On 4/14/21 1:27 AM, Willem de Bruijn wrote:
> On Tue, Apr 13, 2021 at 6:55 PM Xie He <xie.he.0...@gmail.com> wrote:
>>
>> On Tue, Apr 13, 2021 at 1:51 PM Gong, Sishuai <sish...@purdue.edu> wrote:
>>>
>>> Hi,
>>>
>>> We found a data race in linux-5.12-rc3 between af_packet.c functions
>>> fanout_demux_rollover() and __fanout_unlink() and we are able to reproduce
>>> it under x86.
>>>
>>> When the two functions are running together, __fanout_unlink() will grab a
>>> lock and modify some attribute of packet_fanout variable, but
>>> fanout_demux_rollover() may or may not see this update depending on
>>> different interleavings, as shown in below.
>>>
>>> Currently, we didn’t find any explicit errors due to this data race.

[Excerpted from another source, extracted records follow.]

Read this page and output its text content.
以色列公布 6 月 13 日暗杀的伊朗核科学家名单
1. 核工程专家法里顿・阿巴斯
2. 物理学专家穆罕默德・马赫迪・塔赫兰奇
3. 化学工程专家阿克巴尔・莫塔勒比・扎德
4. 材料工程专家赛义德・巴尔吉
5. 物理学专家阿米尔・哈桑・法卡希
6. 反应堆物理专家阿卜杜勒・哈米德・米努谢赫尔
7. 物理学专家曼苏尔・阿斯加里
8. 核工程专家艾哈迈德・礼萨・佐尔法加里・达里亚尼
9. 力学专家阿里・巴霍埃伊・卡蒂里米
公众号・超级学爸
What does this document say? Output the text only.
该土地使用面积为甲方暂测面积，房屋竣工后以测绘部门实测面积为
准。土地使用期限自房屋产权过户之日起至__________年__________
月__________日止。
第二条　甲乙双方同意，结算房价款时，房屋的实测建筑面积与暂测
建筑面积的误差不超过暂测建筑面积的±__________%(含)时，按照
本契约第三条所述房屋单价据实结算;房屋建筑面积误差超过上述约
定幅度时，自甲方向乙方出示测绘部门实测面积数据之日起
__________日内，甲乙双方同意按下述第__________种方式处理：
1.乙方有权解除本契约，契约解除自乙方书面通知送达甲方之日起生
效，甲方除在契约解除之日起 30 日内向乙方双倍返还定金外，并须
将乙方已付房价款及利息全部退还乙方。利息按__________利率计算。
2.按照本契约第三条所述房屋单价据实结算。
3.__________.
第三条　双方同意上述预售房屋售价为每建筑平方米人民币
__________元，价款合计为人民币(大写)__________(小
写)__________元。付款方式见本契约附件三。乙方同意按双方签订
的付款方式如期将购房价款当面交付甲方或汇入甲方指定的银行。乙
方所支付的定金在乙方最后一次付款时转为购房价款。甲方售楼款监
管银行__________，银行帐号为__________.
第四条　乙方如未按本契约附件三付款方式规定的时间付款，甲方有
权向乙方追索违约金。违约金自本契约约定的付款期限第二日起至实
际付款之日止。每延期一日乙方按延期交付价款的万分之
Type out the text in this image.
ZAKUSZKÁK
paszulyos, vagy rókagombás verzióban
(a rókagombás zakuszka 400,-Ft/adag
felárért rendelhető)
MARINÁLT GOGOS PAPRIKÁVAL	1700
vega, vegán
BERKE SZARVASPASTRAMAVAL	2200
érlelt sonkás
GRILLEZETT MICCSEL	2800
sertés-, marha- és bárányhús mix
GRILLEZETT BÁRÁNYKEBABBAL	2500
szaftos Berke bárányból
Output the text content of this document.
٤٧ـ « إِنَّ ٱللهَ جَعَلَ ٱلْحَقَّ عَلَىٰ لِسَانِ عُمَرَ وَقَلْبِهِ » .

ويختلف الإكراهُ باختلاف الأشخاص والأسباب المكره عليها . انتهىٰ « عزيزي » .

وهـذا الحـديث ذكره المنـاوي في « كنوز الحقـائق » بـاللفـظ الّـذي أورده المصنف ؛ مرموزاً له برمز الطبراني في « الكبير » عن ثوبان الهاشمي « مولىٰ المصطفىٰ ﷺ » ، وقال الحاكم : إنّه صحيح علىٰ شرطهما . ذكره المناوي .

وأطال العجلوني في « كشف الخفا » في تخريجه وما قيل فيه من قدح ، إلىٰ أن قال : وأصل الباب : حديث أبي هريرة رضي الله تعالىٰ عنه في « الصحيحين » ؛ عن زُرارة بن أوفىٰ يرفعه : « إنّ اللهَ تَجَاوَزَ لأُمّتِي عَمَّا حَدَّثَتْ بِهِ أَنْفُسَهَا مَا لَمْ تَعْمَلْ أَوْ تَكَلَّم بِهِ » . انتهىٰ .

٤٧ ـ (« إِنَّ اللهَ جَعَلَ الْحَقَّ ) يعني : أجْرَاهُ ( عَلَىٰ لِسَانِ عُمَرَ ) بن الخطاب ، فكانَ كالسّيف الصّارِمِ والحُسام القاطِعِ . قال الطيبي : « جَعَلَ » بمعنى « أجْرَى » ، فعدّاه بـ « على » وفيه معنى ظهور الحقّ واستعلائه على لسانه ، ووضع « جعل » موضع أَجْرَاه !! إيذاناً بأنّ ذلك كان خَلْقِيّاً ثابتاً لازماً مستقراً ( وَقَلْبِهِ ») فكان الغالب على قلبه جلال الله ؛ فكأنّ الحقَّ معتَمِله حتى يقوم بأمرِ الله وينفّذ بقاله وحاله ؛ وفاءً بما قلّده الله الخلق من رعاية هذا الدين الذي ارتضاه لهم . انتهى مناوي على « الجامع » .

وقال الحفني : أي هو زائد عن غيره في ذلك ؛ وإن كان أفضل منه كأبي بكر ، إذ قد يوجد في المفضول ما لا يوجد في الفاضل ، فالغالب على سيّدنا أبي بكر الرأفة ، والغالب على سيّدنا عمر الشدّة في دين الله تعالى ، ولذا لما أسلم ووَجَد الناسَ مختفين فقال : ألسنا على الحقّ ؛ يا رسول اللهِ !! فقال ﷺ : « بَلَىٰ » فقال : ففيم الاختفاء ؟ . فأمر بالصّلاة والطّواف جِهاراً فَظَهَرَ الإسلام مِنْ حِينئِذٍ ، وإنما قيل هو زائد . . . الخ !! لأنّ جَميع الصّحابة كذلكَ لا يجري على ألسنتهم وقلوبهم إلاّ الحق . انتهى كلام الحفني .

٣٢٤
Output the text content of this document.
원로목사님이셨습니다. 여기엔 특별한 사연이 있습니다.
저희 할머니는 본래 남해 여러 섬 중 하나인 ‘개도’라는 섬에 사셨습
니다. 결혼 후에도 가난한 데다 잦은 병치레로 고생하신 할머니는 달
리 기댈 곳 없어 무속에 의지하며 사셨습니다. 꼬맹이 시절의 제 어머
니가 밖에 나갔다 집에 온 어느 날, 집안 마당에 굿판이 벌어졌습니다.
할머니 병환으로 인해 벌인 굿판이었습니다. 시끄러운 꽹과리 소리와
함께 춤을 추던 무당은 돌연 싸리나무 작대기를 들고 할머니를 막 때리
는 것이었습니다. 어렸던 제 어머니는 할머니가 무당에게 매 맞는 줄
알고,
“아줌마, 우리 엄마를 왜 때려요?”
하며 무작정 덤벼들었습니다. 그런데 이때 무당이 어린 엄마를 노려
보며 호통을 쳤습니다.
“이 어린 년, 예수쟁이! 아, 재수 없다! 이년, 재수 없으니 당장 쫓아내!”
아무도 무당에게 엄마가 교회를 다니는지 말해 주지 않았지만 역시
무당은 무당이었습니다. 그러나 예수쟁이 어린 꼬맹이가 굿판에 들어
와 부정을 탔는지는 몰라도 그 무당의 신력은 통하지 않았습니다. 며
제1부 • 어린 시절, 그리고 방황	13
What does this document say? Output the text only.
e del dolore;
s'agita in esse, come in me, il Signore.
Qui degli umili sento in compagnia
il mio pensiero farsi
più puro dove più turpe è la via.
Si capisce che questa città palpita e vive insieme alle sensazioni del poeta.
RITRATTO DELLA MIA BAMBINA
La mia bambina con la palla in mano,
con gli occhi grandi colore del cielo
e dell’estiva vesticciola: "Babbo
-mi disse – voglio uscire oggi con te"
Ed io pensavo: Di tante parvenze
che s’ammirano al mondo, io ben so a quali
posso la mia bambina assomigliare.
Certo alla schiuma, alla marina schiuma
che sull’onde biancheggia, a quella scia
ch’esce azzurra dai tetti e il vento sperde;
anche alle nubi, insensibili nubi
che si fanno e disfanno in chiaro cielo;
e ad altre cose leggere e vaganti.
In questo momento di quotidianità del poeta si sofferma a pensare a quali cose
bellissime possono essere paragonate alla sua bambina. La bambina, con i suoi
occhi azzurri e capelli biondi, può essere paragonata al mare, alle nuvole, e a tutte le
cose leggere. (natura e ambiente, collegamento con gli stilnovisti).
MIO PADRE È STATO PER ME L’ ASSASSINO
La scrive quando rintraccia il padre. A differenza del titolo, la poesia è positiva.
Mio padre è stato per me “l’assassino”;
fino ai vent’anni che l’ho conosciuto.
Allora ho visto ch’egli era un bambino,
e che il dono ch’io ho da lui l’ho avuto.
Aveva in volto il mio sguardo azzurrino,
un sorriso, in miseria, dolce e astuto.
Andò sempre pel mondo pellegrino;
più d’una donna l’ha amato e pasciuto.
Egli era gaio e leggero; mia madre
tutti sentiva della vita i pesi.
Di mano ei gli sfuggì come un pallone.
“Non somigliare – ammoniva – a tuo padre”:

But in
>>> fanout_demux_rollover(), we noticed that the data-racing variable is
>>> involved in the later operation, which might be a concern.
>>>
>>> ------------------------------------------
>>> Execution interleaving
>>>
>>> Thread 1 Thread 2
>>>
>>> __fanout_unlink()
>>> fanout_demux_rollover()
>>> spin_lock(&f->lock);
>>> po
>>> = pkt_sk(f->arr[idx]);
>>> //
>>> po is a out-of-date value
>>> f->arr[i] = f->arr[f->num_members - 1];
>>> spin_unlock(&f->lock);
>>>
>>>
>>>
>>> Thanks,
>>> Sishuai
>>
>> CC'ing more people.
>
> __fanout_unlink removes a socket from the fanout group, but ensures
> that the socket is not destroyed until after no datapath can refer to
> it anymore, through a call to synchronize_net.
>
Right, but there is a data race.
Compiler might implement
f->arr[i] = f->arr[f->num_members - 1];
(And po = pkt_sk(f->arr[idx]);
Using one-byte-at-a-time load/stores, yes crazy, but oh well.
We should use READ_ONCE()/WRITE_ONCE() at very minimum,
and rcu_dereference()/rcu_assign_pointer() since we clearly rely on standard
RCU rules.